All patients had at least one previous nonresponse to IM or biologics. In particular, 15 (62.5%) were non responders to at least one IM, and 22 (91.7%) to at least one biologic agent; 12 (50.0%) were not responder to at least one IM plus at least one biologic. In addition, 20 (83.3%) had a previous intolerance to at least one IM, and 13 (54.2%) to at least one biologic. The median duration of total follow-up was 32 weeks (range 12–124). Four weeks after initiation of MMF therapy, a steroid-free remission was achieved in 4 patients (16.7%), while a clinical response in 13 (54.1%). At the end of follow- up, 12 patients (50.0%) remained on MMF. Six achieved and maintained steroid-free remission throughout the study period (25.0% of total), and a further 6 patients (25.0%) achieved a clinical response with complete discontinuation of steroids. Twelve patients (50.0%) were considered as treatment failure, and five of them underwent surgery. There was a trend towards a higher efficacy in patients with ulcerative colitis compared with Crohn's disease (63.6% vs. 38.5%, Figure 1), but this was not significant (p=0.20).

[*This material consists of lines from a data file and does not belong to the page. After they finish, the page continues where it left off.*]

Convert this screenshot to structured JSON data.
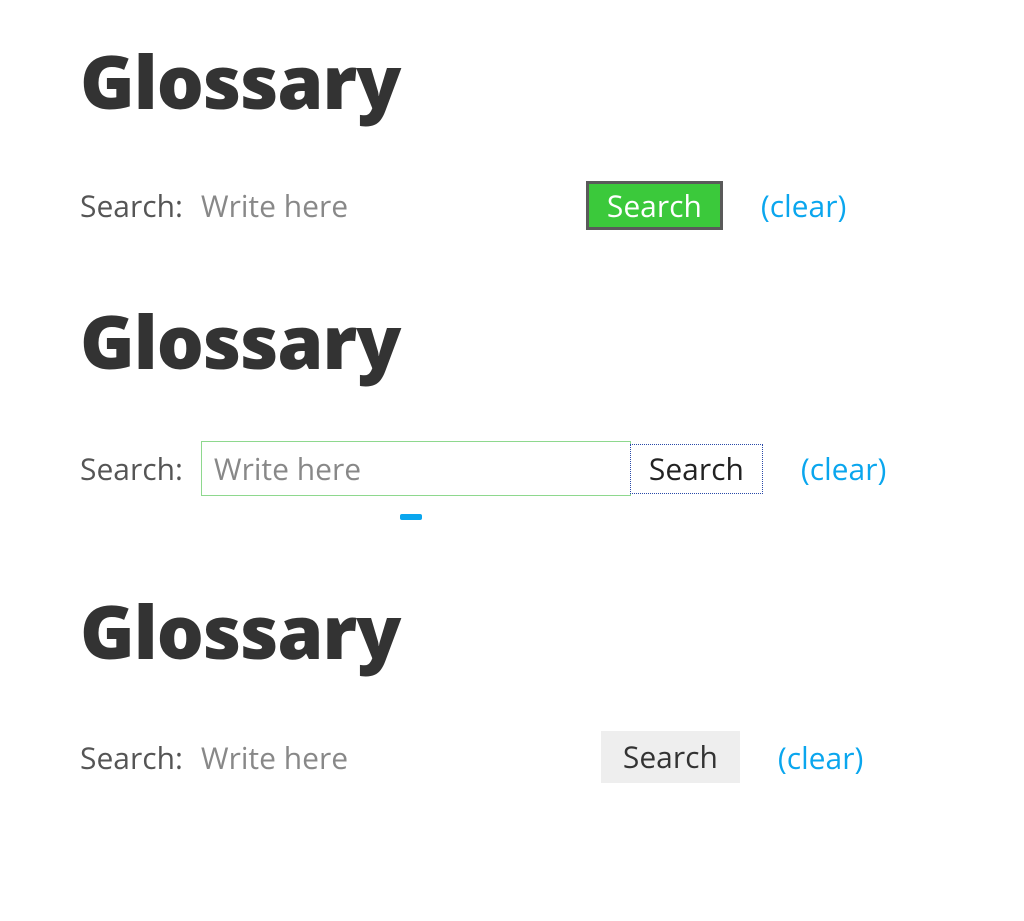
{
  "blocks": [
    {
      "title": "Glossary",
      "search_label": "Search:",
      "placeholder": "Write here",
      "value": "",
      "button_label": "Search",
      "clear_label": "(clear)"
    },
    {
      "title": "Glossary",
      "search_label": "Search:",
      "placeholder": "Write here",
      "value": "",
      "button_label": "Search",
      "clear_label": "(clear)"
    },
    {
      "title": "Glossary",
      "search_label": "Search:",
      "placeholder": "Write here",
      "value": "",
      "button_label": "Search",
      "clear_label": "(clear)"
    }
  ]
}
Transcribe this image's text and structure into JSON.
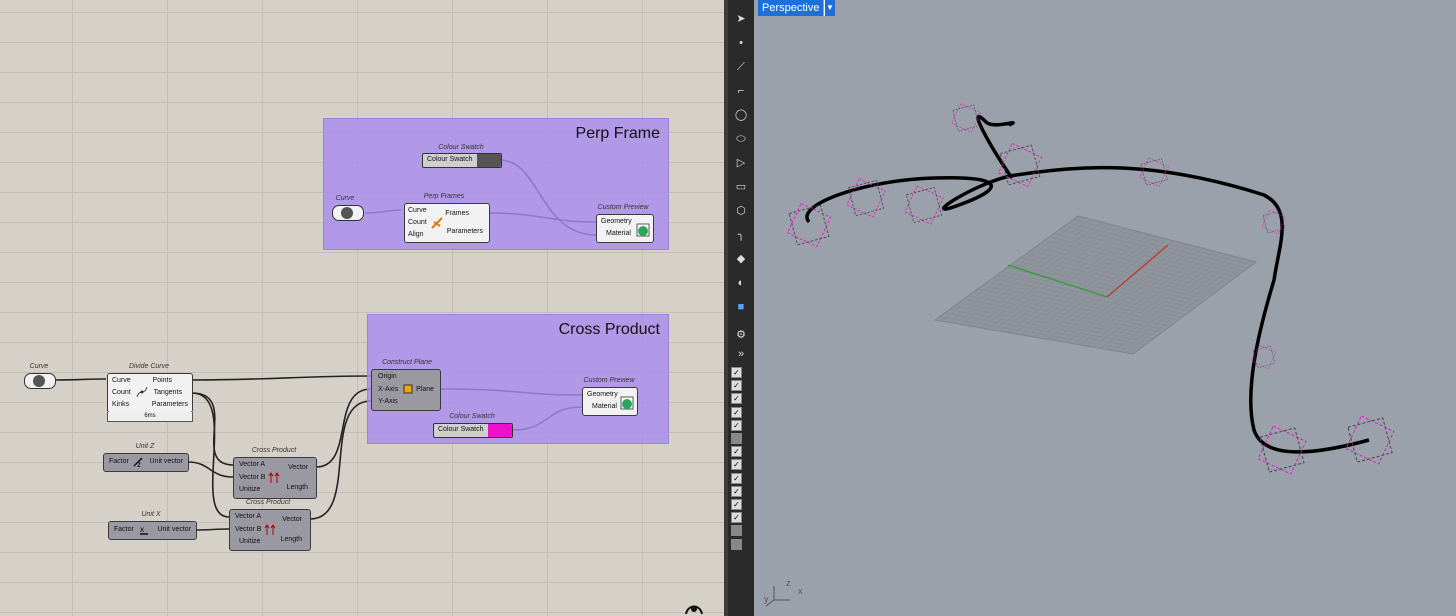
{
  "groups": {
    "perp_frame": {
      "title": "Perp Frame"
    },
    "cross_product": {
      "title": "Cross Product"
    }
  },
  "components": {
    "curve_top": {
      "caption": "Curve"
    },
    "colour_swatch_top": {
      "caption": "Colour Swatch",
      "label": "Colour Swatch",
      "color": "#555555"
    },
    "perp_frames": {
      "caption": "Perp Frames",
      "inputs": [
        "Curve",
        "Count",
        "Align"
      ],
      "outputs": [
        "Frames",
        "Parameters"
      ]
    },
    "custom_preview_top": {
      "caption": "Custom Preview",
      "inputs": [
        "Geometry",
        "Material"
      ]
    },
    "curve_bottom": {
      "caption": "Curve"
    },
    "divide_curve": {
      "caption": "Divide Curve",
      "inputs": [
        "Curve",
        "Count",
        "Kinks"
      ],
      "outputs": [
        "Points",
        "Tangents",
        "Parameters"
      ],
      "timing": "6ms"
    },
    "construct_plane": {
      "caption": "Construct Plane",
      "inputs": [
        "Origin",
        "X-Axis",
        "Y-Axis"
      ],
      "outputs": [
        "Plane"
      ]
    },
    "custom_preview_bottom": {
      "caption": "Custom Preview",
      "inputs": [
        "Geometry",
        "Material"
      ]
    },
    "colour_swatch_bottom": {
      "caption": "Colour Swatch",
      "label": "Colour Swatch",
      "color": "#ee11cc"
    },
    "unit_z": {
      "caption": "Unit Z",
      "inputs": [
        "Factor"
      ],
      "outputs": [
        "Unit vector"
      ]
    },
    "cross_product_1": {
      "caption": "Cross Product",
      "inputs": [
        "Vector A",
        "Vector B",
        "Unitize"
      ],
      "outputs": [
        "Vector",
        "Length"
      ]
    },
    "unit_x": {
      "caption": "Unit X",
      "inputs": [
        "Factor"
      ],
      "outputs": [
        "Unit vector"
      ]
    },
    "cross_product_2": {
      "caption": "Cross Product",
      "inputs": [
        "Vector A",
        "Vector B",
        "Unitize"
      ],
      "outputs": [
        "Vector",
        "Length"
      ]
    }
  },
  "viewport": {
    "name": "Perspective",
    "axes": {
      "x": "x",
      "y": "y",
      "z": "z"
    },
    "colors": {
      "background": "#9aa1aa",
      "curve": "#000000",
      "frames": "#ee11cc",
      "grid": "#8a8f96"
    }
  },
  "toolbar": {
    "tools": [
      "select-arrow-icon",
      "point-icon",
      "polyline-icon",
      "curve-icon",
      "circle-icon",
      "ellipse-icon",
      "polygon-icon",
      "rectangle-icon",
      "solid-icon",
      "fillet-icon",
      "transform-icon",
      "boolean-icon",
      "box-icon",
      "settings-icon",
      "expand-icon"
    ],
    "layer_checks": [
      true,
      true,
      true,
      true,
      true,
      false,
      true,
      true,
      true,
      true,
      true,
      true,
      false,
      false
    ]
  }
}
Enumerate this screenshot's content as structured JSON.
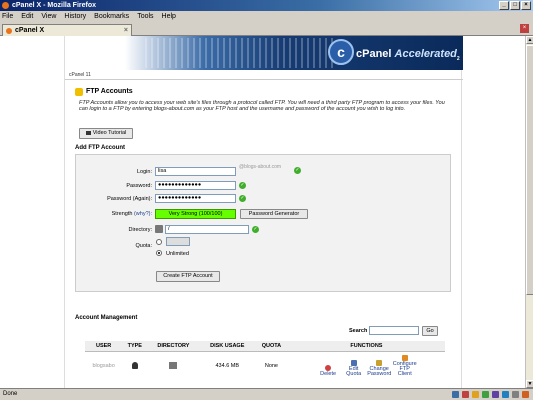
{
  "window": {
    "title": "cPanel X - Mozilla Firefox"
  },
  "menu": [
    "File",
    "Edit",
    "View",
    "History",
    "Bookmarks",
    "Tools",
    "Help"
  ],
  "tab": {
    "label": "cPanel X"
  },
  "banner": {
    "brand": "cPanel",
    "brand_suffix": "Accelerated",
    "brand_sub": "2",
    "logo_letter": "c"
  },
  "breadcrumb": "cPanel 11",
  "ftp": {
    "title": "FTP Accounts",
    "description": "FTP Accounts allow you to access your web site's files through a protocol called FTP. You will need a third party FTP program to access your files. You can login to a FTP by entering blogs-about.com as your FTP host and the username and password of the account you wish to log into.",
    "video_button": "Video Tutorial"
  },
  "add": {
    "title": "Add FTP Account",
    "login_label": "Login:",
    "login_value": "lisa",
    "domain_hint": "@blogs-about.com",
    "password_label": "Password:",
    "password_value": "●●●●●●●●●●●●●",
    "password_again_label": "Password (Again):",
    "password_again_value": "●●●●●●●●●●●●●",
    "strength_label": "Strength",
    "strength_why": "(why?):",
    "strength_value": "Very Strong (100/100)",
    "generator_button": "Password Generator",
    "directory_label": "Directory:",
    "directory_value": "/",
    "quota_label": "Quota:",
    "quota_value": "",
    "unlimited_label": "Unlimited",
    "create_button": "Create FTP Account"
  },
  "management": {
    "title": "Account Management",
    "search_label": "Search",
    "search_value": "",
    "go_button": "Go",
    "columns": [
      "USER",
      "TYPE",
      "DIRECTORY",
      "DISK USAGE",
      "QUOTA",
      "FUNCTIONS"
    ],
    "row": {
      "user": "blogsabo",
      "disk_usage": "434.6 MB",
      "quota": "None",
      "functions": [
        "Delete",
        "Edit Quota",
        "Change Password",
        "Configure FTP Client"
      ]
    }
  },
  "status": {
    "text": "Done"
  }
}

Figure 1. Time to treatment failure on mycophenolate mofetil among patients with Crohn's disease and ulcerative colitis (log-rank: p=0.410).

Conclusion

This is the first experience reporting a good efficacy and tolerability of MMF in patients with IBD and multiple previous failures to conventional immunosuppressants and/or TNF-alpha inhibitors.